Earl Warren has a fine appreciation for the well-drained soil he farms west of Rehoboth.
Earl Warren sat on his four-wheeled ATV, considering the irrigation system, watching bicyclists and walkers going by on the Junction and Breakwater Trail, sweating in the hot sun of a Sunday afternoon.
I got off my bike and walked through a band of tall grass at the edge of his field. He motored over to meet me.
“Dry isn’t it?”
“Real dry. We need rain.”
“This is good ground isn’t it?”
“Too good for houses,” he told me. “Like across the street. That Futcher farm. One of the nicest pieces of ground around. Now it’s houses and condos. We’re losing lots of great farmland. That piece where Kmart is now, I used to get 220, 230 bushels of corn a year off that. And that’s dry ground. No irrigation.” In the world of farming, anything over 200 bushels per acre on non-irrigated ground is considered exceptional.
The farm we stood on borders the Junction and Breakwater Trail and Glade Road.
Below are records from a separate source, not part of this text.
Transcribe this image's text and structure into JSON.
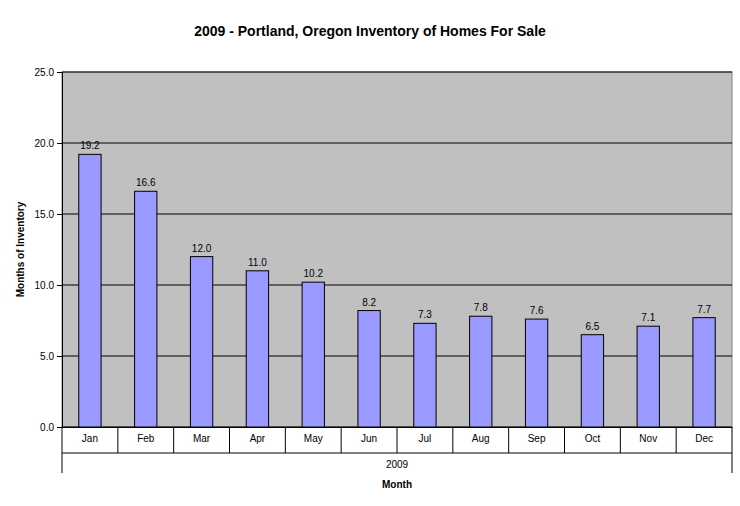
{
  "chart_data": {
    "type": "bar",
    "title": "2009 - Portland, Oregon Inventory of Homes For Sale",
    "x_label": "Month",
    "y_label": "Months of Inventory",
    "annotations": [
      "2009"
    ],
    "categories": [
      "Jan",
      "Feb",
      "Mar",
      "Apr",
      "May",
      "Jun",
      "Jul",
      "Aug",
      "Sep",
      "Oct",
      "Nov",
      "Dec"
    ],
    "values": [
      19.2,
      16.6,
      12.0,
      11.0,
      10.2,
      8.2,
      7.3,
      7.8,
      7.6,
      6.5,
      7.1,
      7.7
    ],
    "value_labels": [
      "19.2",
      "16.6",
      "12.0",
      "11.0",
      "10.2",
      "8.2",
      "7.3",
      "7.8",
      "7.6",
      "6.5",
      "7.1",
      "7.7"
    ],
    "data_labels": true,
    "color": "#9999ff",
    "ylim": [
      0,
      25
    ],
    "yticks": [
      {
        "value": 0,
        "label": "0.0"
      },
      {
        "value": 5,
        "label": "5.0"
      },
      {
        "value": 10,
        "label": "10.0"
      },
      {
        "value": 15,
        "label": "15.0"
      },
      {
        "value": 20,
        "label": "20.0"
      },
      {
        "value": 25,
        "label": "25.0"
      }
    ],
    "grid": true
  }
}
Riders and walkers can watch the flow of the seasons as they pass the fields. They can watch tilling in the spring, planting and cultivating in the summer, harvesting in the fall. In between, day by day, they can watch the plants grow. Sometimes corn, sometimes soybeans, sometimes wheat or alfalfa. “This is alfalfa here,” said Warren. “Just cut it. Should get five or six more cuttings this year.”
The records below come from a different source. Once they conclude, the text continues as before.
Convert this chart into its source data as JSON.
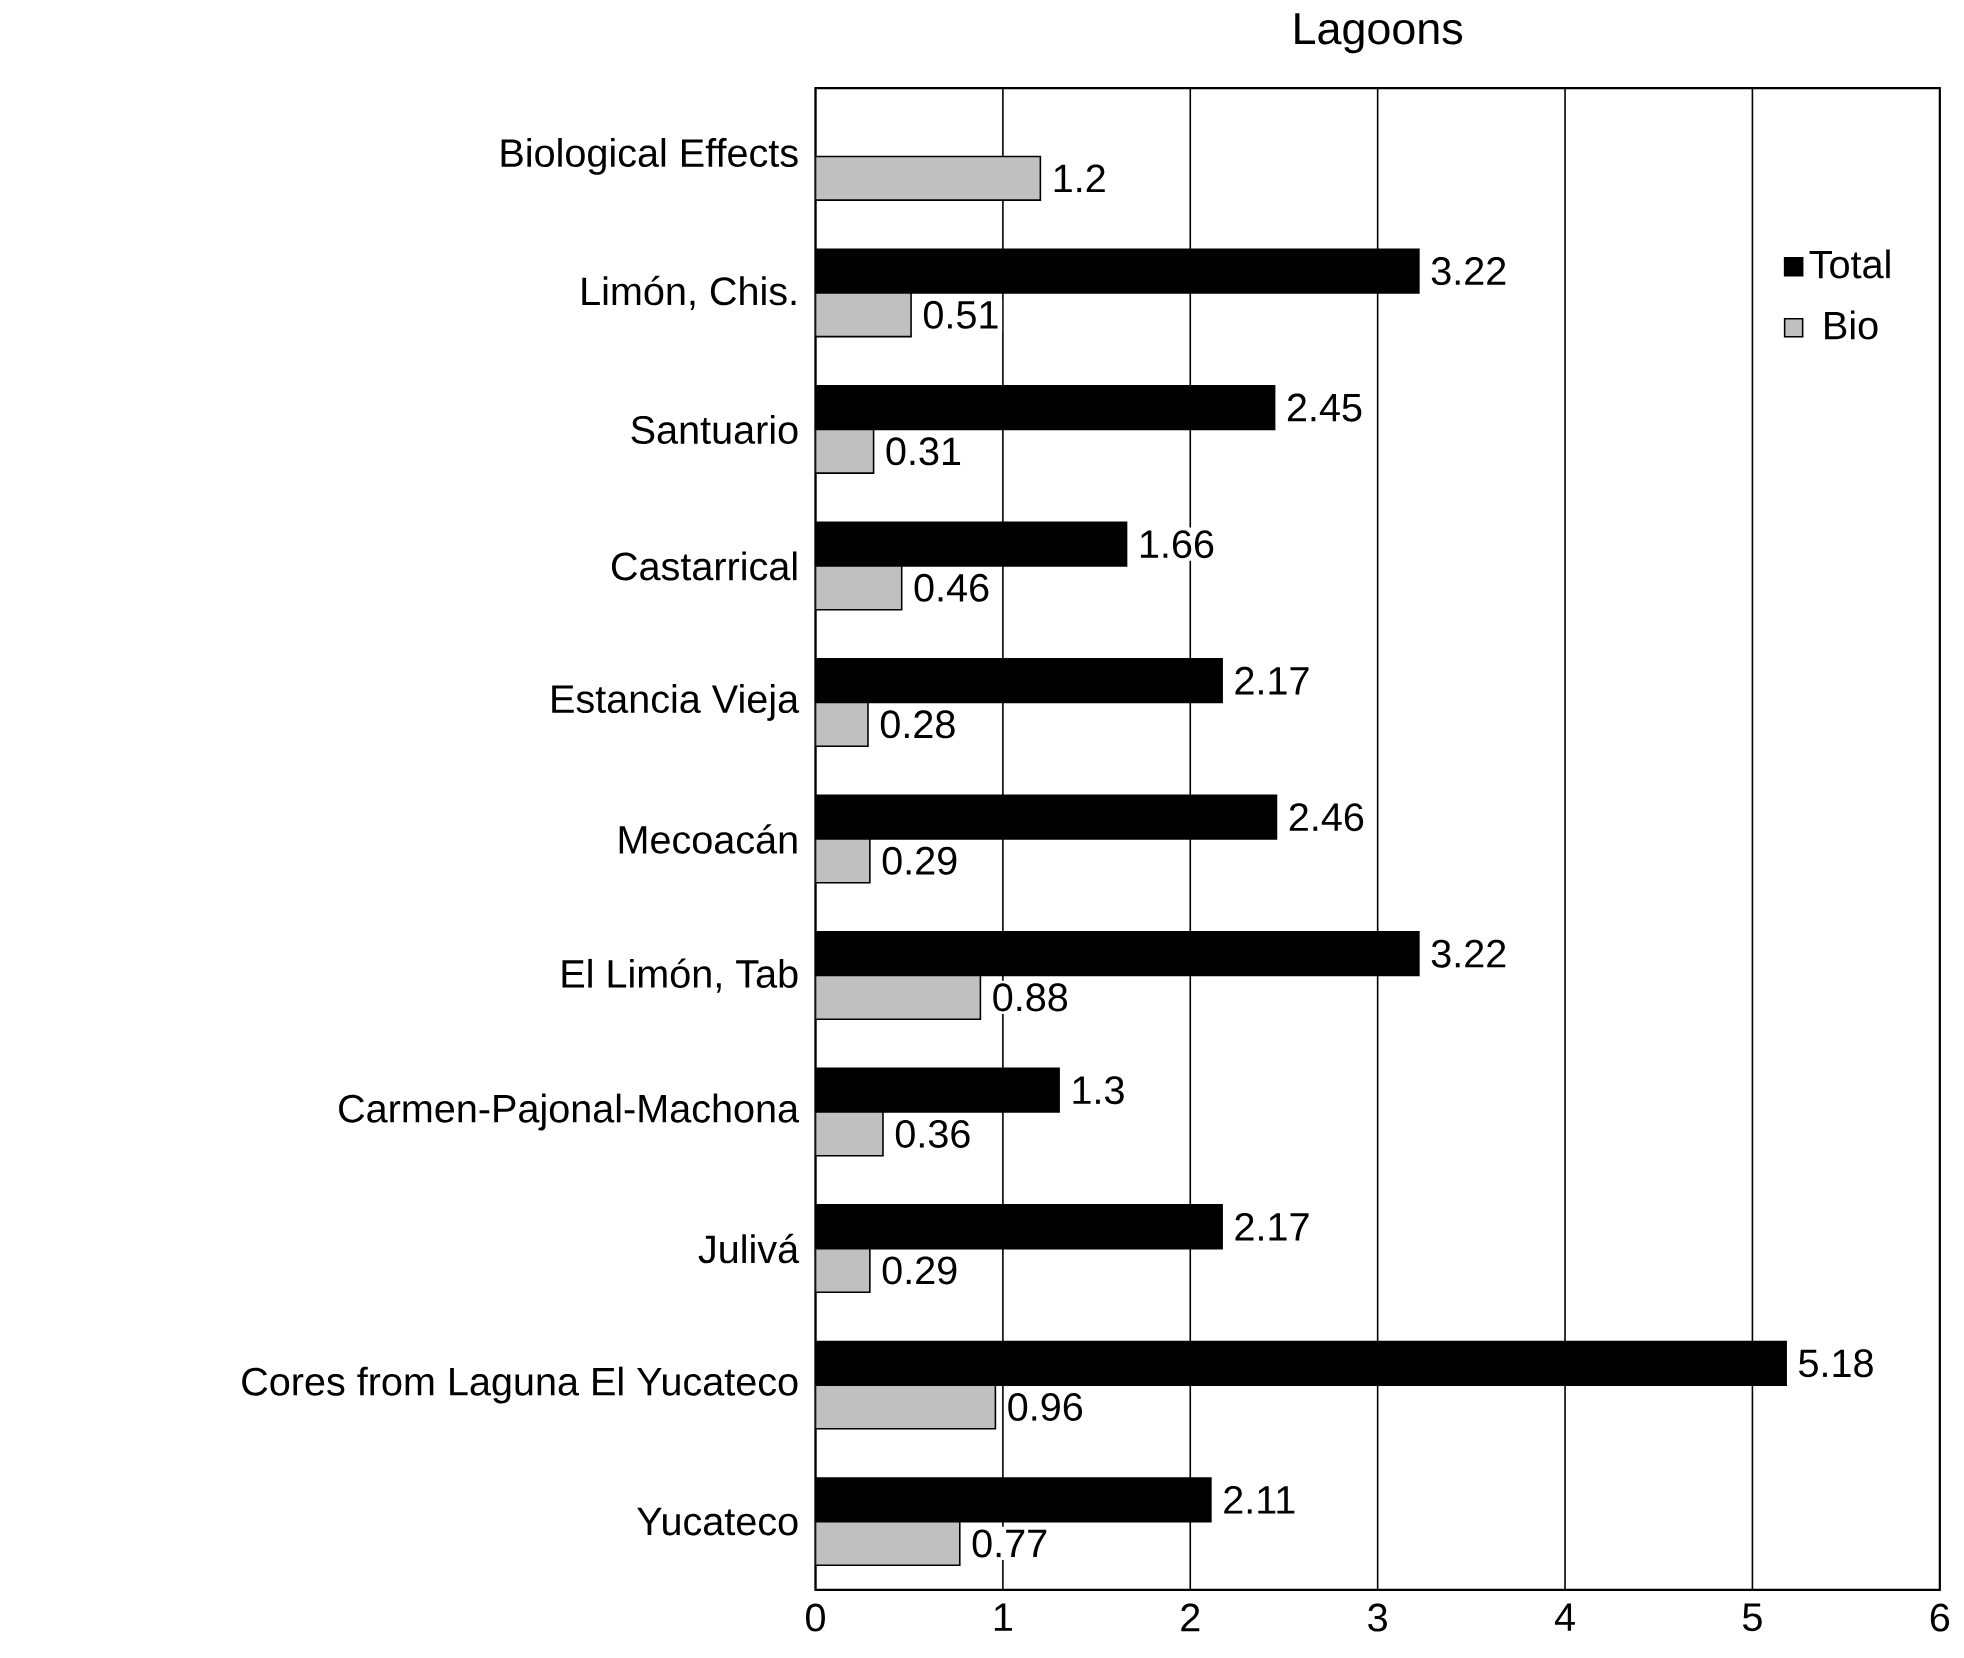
{
  "chart_data": {
    "type": "bar",
    "orientation": "horizontal",
    "title": "Lagoons",
    "categories": [
      "Biological Effects",
      "Limón, Chis.",
      "Santuario",
      "Castarrical",
      "Estancia Vieja",
      "Mecoacán",
      "El Limón, Tab",
      "Carmen-Pajonal-Machona",
      "Julivá",
      "Cores from Laguna El Yucateco",
      "Yucateco"
    ],
    "series": [
      {
        "name": "Total",
        "color": "#000000",
        "values": [
          null,
          3.22,
          2.45,
          1.66,
          2.17,
          2.46,
          3.22,
          1.3,
          2.17,
          5.18,
          2.11
        ]
      },
      {
        "name": "Bio",
        "color": "#c0c0c0",
        "values": [
          1.2,
          0.51,
          0.31,
          0.46,
          0.28,
          0.29,
          0.88,
          0.36,
          0.29,
          0.96,
          0.77
        ]
      }
    ],
    "xlim": [
      0,
      6
    ],
    "xticks": [
      0,
      1,
      2,
      3,
      4,
      5,
      6
    ],
    "grid": "x",
    "legend": "top right",
    "data_labels": true
  }
}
Alfalfa is cut and stored in long, white plastic skins that stretch along edges of Warren’s fields like caterpillars awaiting transformation to a next life. In the case of alfalfa, it will be fed to Warren’s dairy cows to become milk and, eventually, beef.
“All natural,” he said. “And I’ve never used any growth hormones ever. What they eat is what I grow, and, sometimes over the years, some mixed grains feed I’ve bought. None of it had hormones in it either.”
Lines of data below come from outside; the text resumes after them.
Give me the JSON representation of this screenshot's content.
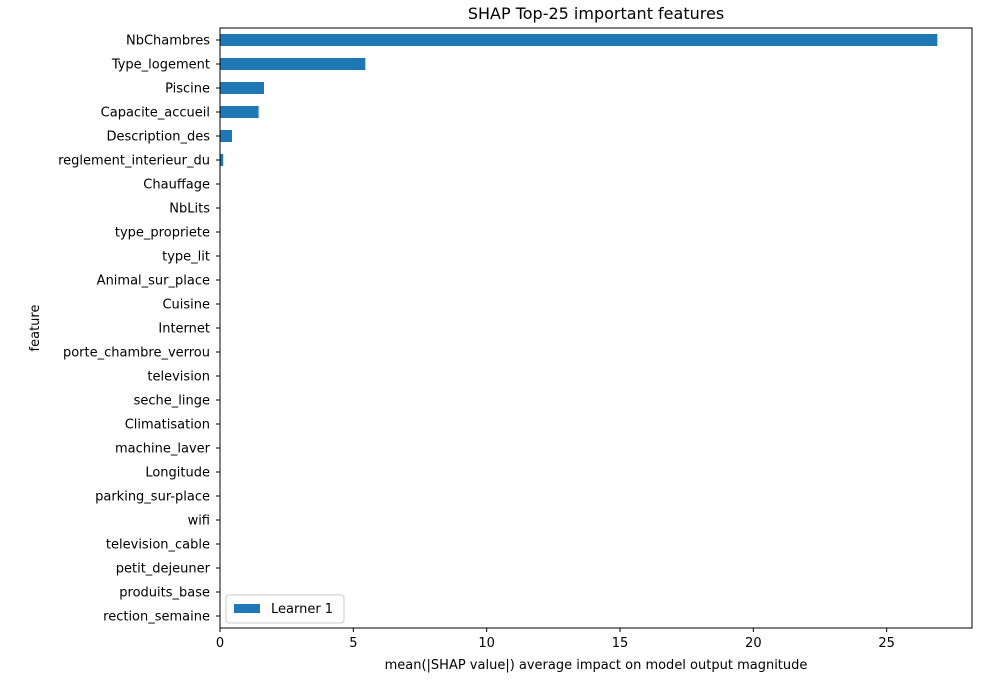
{
  "chart_data": {
    "type": "bar",
    "orientation": "horizontal",
    "title": "SHAP Top-25 important features",
    "xlabel": "mean(|SHAP value|) average impact on model output magnitude",
    "ylabel": "feature",
    "xlim": [
      0,
      28.2
    ],
    "xticks": [
      0,
      5,
      10,
      15,
      20,
      25
    ],
    "grid": false,
    "legend_position": "lower-left",
    "bar_color": "#1f77b4",
    "categories": [
      "NbChambres",
      "Type_logement",
      "Piscine",
      "Capacite_accueil",
      "Description_des",
      "reglement_interieur_du",
      "Chauffage",
      "NbLits",
      "type_propriete",
      "type_lit",
      "Animal_sur_place",
      "Cuisine",
      "Internet",
      "porte_chambre_verrou",
      "television",
      "seche_linge",
      "Climatisation",
      "machine_laver",
      "Longitude",
      "parking_sur-place",
      "wifi",
      "television_cable",
      "petit_dejeuner",
      "produits_base",
      "rection_semaine"
    ],
    "series": [
      {
        "name": "Learner 1",
        "color": "#1f77b4",
        "values": [
          26.9,
          5.45,
          1.65,
          1.45,
          0.45,
          0.12,
          0.02,
          0.02,
          0.01,
          0.01,
          0.01,
          0.01,
          0.01,
          0.01,
          0.01,
          0.01,
          0.01,
          0.01,
          0.01,
          0.01,
          0.01,
          0.01,
          0.01,
          0.01,
          0.01
        ]
      }
    ]
  }
}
Warren’s looking into establishing a farm market on his home farm along the Glade Road. He would like to sell dairy products and produce grown on one of the last farms in the Rehoboth area.
In another nearby field, large round bales of straw stretch across the gentle roll like big checkers or some other kind of game pieces for the gods. Bob Raley told me Warren does a lot of the baling for farmers on the east side of Sussex. Everyone finds their niche.
We watched the irrigation system, and its cool, pulsing spurts of water, make its way toward us while we talked. When the first drops approached, Earl said he had to go reverse the direction of the system. He fired up his ATV and dusted across the short alfalfa stubble as I started pedaling again toward Lewes. What he said kept playing through my mind. “This ground’s too good for houses.”
Nature will provide if we allow it.
Bales of straw dot a field along the Junction and Breakwater Trail.